When to Use Local vs. Remote

deployment_decision:
  use_local_in_production:
    - Privacy requirements
    - Air-gapped environments
    - Cost-sensitive applications
    - Acceptable quality trade-off
    - Predictable workloads

  use_remote_in_production:
    - Need frontier capabilities
    - Variable workloads
    - No GPU infrastructure
    - Quality is critical

Hybrid Approach

class HybridLLMClient:
    """Route to local or remote based on task complexity."""

    def __init__(self):
        self.local_client = self._create_local_client()
        self.remote_client = self._create_remote_client()

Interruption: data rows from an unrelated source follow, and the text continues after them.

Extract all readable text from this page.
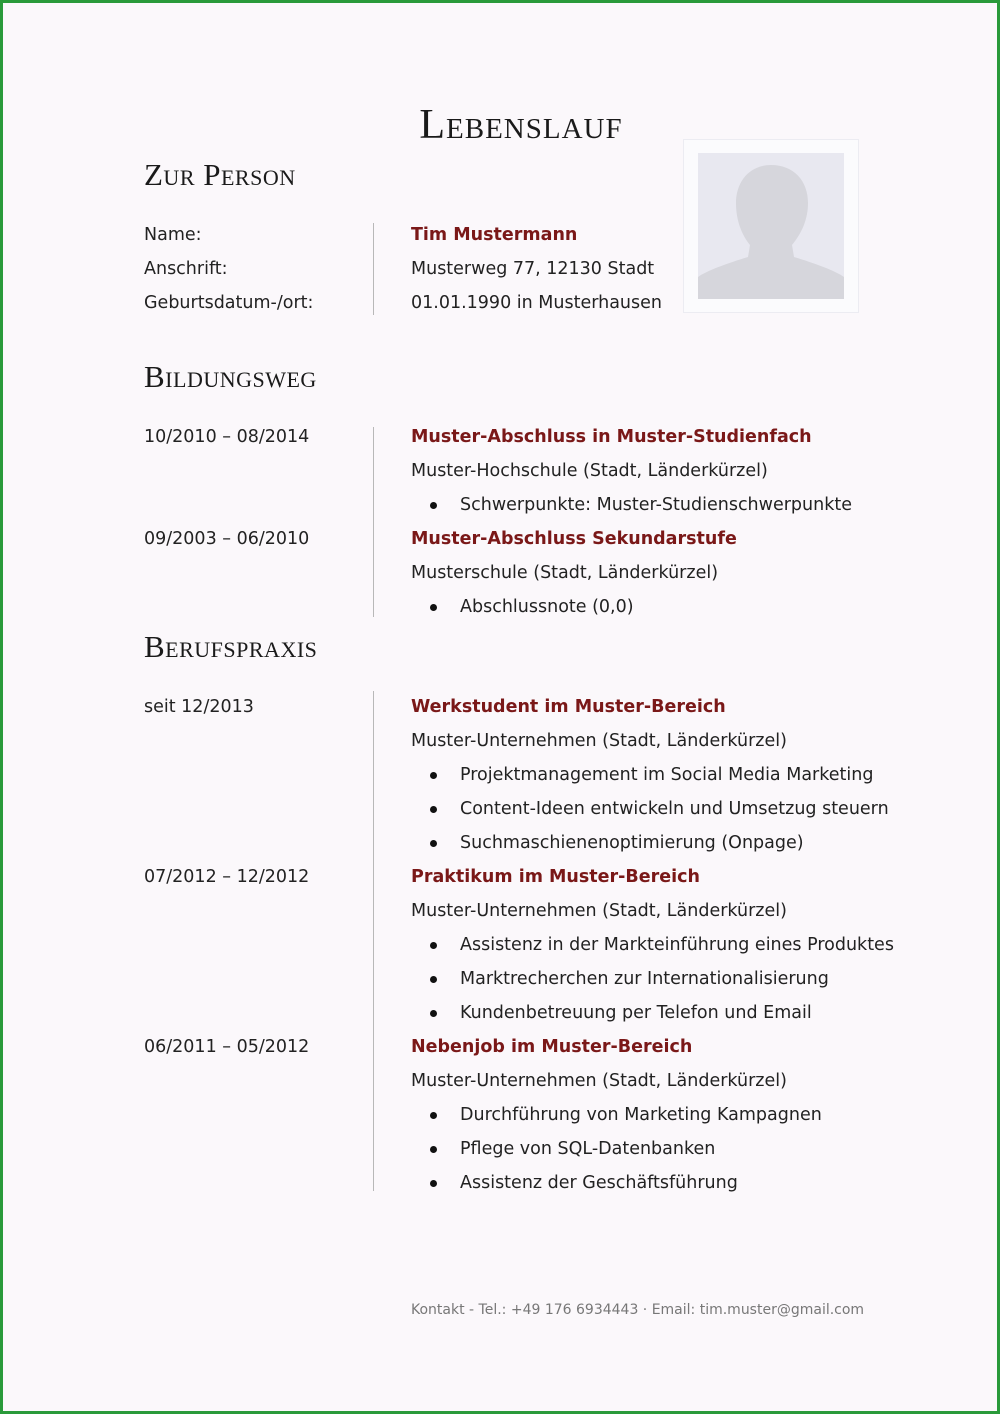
Lebenslauf
Zur Person
Name:	Tim Mustermann
Anschrift:	Musterweg 77, 12130 Stadt
Geburtsdatum-/ort:	01.01.1990 in Musterhausen
Bildungsweg
10/2010 – 08/2014	Muster-Abschluss in Muster-Studienfach
Muster-Hochschule (Stadt, Länderkürzel)
Schwerpunkte: Muster-Studienschwerpunkte
09/2003 – 06/2010	Muster-Abschluss Sekundarstufe
Musterschule (Stadt, Länderkürzel)
Abschlussnote (0,0)
Berufspraxis
seit 12/2013	Werkstudent im Muster-Bereich
Muster-Unternehmen (Stadt, Länderkürzel)
Projektmanagement im Social Media Marketing
Content-Ideen entwickeln und Umsetzug steuern
Suchmaschienenoptimierung (Onpage)
07/2012 – 12/2012	Praktikum im Muster-Bereich
Muster-Unternehmen (Stadt, Länderkürzel)
Assistenz in der Markteinführung eines Produktes
Marktrecherchen zur Internationalisierung
Kundenbetreuung per Telefon und Email
06/2011 – 05/2012	Nebenjob im Muster-Bereich
Muster-Unternehmen (Stadt, Länderkürzel)
Durchführung von Marketing Kampagnen
Pflege von SQL-Datenbanken
Assistenz der Geschäftsführung
Kontakt - Tel.: +49 176 6934443 · Email: tim.muster@gmail.com
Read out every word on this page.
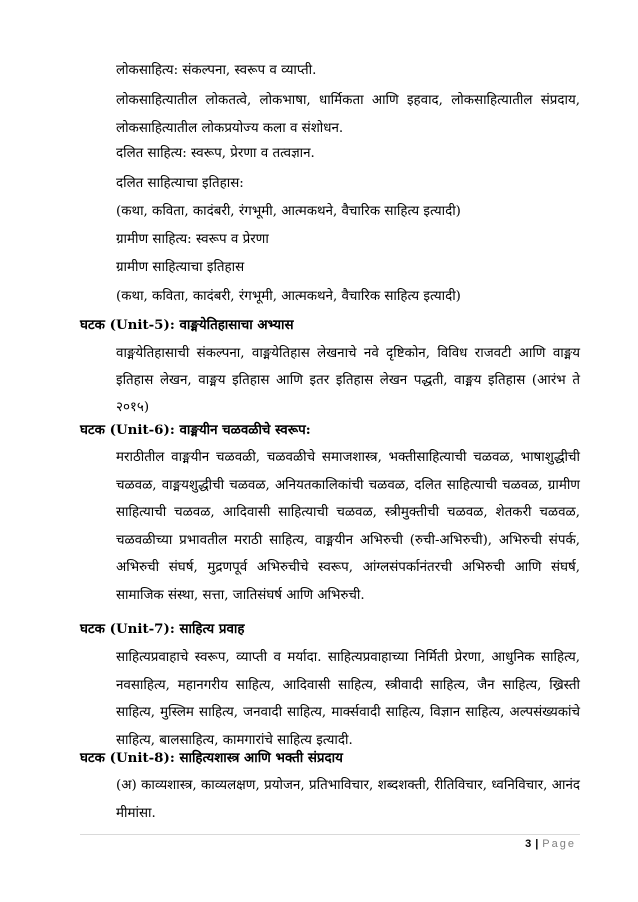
लोकसाहित्य: संकल्पना, स्वरूप व व्याप्ती.
लोकसाहित्यातील लोकतत्वे, लोकभाषा, धार्मिकता आणि इहवाद, लोकसाहित्यातील संप्रदाय, लोकसाहित्यातील लोकप्रयोज्य कला व संशोधन.
दलित साहित्य: स्वरूप, प्रेरणा व तत्वज्ञान.
दलित साहित्याचा इतिहास:
(कथा, कविता, कादंबरी, रंगभूमी, आत्मकथने, वैचारिक साहित्य इत्यादी)
ग्रामीण साहित्य: स्वरूप व प्रेरणा
ग्रामीण साहित्याचा इतिहास
(कथा, कविता, कादंबरी, रंगभूमी, आत्मकथने, वैचारिक साहित्य इत्यादी)
घटक (Unit-5): वाङ्मयेतिहासाचा अभ्यास
वाङ्मयेतिहासाची संकल्पना, वाङ्मयेतिहास लेखनाचे नवे दृष्टिकोन, विविध राजवटी आणि वाङ्मय इतिहास लेखन, वाङ्मय इतिहास आणि इतर इतिहास लेखन पद्धती, वाङ्मय इतिहास (आरंभ ते २०१५)
घटक (Unit-6): वाङ्मयीन चळवळीचे स्वरूप:
मराठीतील वाङ्मयीन चळवळी, चळवळीचे समाजशास्त्र, भक्तीसाहित्याची चळवळ, भाषाशुद्धीची चळवळ, वाङ्मयशुद्धीची चळवळ, अनियतकालिकांची चळवळ, दलित साहित्याची चळवळ, ग्रामीण साहित्याची चळवळ, आदिवासी साहित्याची चळवळ, स्त्रीमुक्तीची चळवळ, शेतकरी चळवळ, चळवळीच्या प्रभावतील मराठी साहित्य, वाङ्मयीन अभिरुची (रुची-अभिरुची), अभिरुची संपर्क, अभिरुची संघर्ष, मुद्रणपूर्व अभिरुचीचे स्वरूप, आंग्लसंपर्कानंतरची अभिरुची आणि संघर्ष, सामाजिक संस्था, सत्ता, जातिसंघर्ष आणि अभिरुची.
घटक (Unit-7): साहित्य प्रवाह
साहित्यप्रवाहाचे स्वरूप, व्याप्ती व मर्यादा. साहित्यप्रवाहाच्या निर्मिती प्रेरणा, आधुनिक साहित्य, नवसाहित्य, महानगरीय साहित्य, आदिवासी साहित्य, स्त्रीवादी साहित्य, जैन साहित्य, ख्रिस्ती साहित्य, मुस्लिम साहित्य, जनवादी साहित्य, मार्क्सवादी साहित्य, विज्ञान साहित्य, अल्पसंख्यकांचे साहित्य, बालसाहित्य, कामगारांचे साहित्य इत्यादी.
घटक (Unit-8): साहित्यशास्त्र आणि भक्ती संप्रदाय
(अ) काव्यशास्त्र, काव्यलक्षण, प्रयोजन, प्रतिभाविचार, शब्दशक्ती, रीतिविचार, ध्वनिविचार, आनंद मीमांसा.
3 | Page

    def generate(self, prompt: str, complexity: str = "auto") -> str:
        if complexity == "simple" or self._assess_complexity(prompt) < 0.5:
            # Use fast, free local model
            return self.local_client.generate(prompt)
        else:
            # Use powerful remote model
            return self.remote_client.generate(prompt)

    def _assess_complexity(self, prompt: str) -> float:
        # Simple heuristics or classifier
        indicators = [
            len(prompt) > 2000,
            "reasoning" in prompt.lower(),
            "complex" in prompt.lower(),
            "analyze" in prompt.lower(),
        ]
        return sum(indicators) / len(indicators)

Key Takeaways

Local LLMs accelerate development. Use them.